Por que Ninguém Quer Isso é a Comédia Romântica que Precisamos

A fórmula clássica das comédias românticas, em alta desde o início dos tempos em Hollywood, mas menos popular nos últimos 10 anos, era a de que “opostos atraem”. Em geral o casal implicava um com o outro por 85 minutos, reconhecendo que não poderiam viver um sem o outro nos cinco minutos finais. Sem surpresa, com a mudança geracional essa ótica tenha perdido o apelo e a aposta da Netflix em ressuscitar o gênero traz sucessos como Emily In Paris e agora Ninguém Quer Isso, que estreou no final de setembro de 2024 com boa recepção entre os assinantes.

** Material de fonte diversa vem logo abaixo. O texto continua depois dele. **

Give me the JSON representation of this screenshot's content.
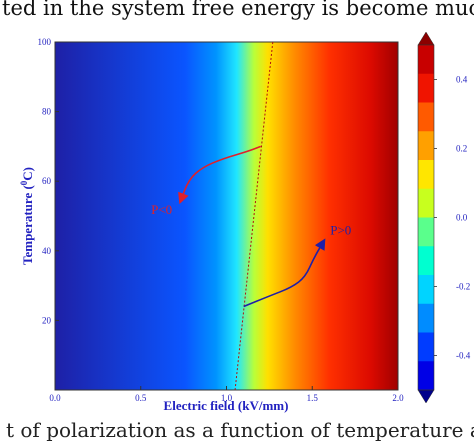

A trama de Ninguém Quer Isso é simples: um casal que em qualquer circunstância poderia ser classificado como “opostos” se apaixona justamente porque ambos querem quebrar seus padrões românticos, mas encontram a resistência entre os que o cercam.

Estrelada por dois astros de séries de adolescentes da Geração X – Kristen Bell, de Veronica Mars e Adam Brody de The O. C. – ambos na casa de 44 anos atualmente, a série tem química, nostalgia, fofura, graça e drama nos tons certos. Não me parece que possa estender muito mais do que mais uma temporada, mas a primeira criou situações que se sustentam tanto para distrair como apreciar a proposta.

Talvez o segredo esteja no fato de que a showrunner, Erin Foster, tenha tirado a história de suas próprias experiências como podcaster e como participante da cena de namoro de Los Angeles. A mocinha tem suas neuroses (senão não seria comédia romântica) mas a acompanhamos querendo arduamente quebrar seu padrão e sua neurose de destino e, mesmo que falar em geral seja mais fácil do que fazer, sua determinação nunca soa impossível e abre porta para as “falhas” que provocam algum drama quando ela volta ao cenário familiar de suas dores passadas.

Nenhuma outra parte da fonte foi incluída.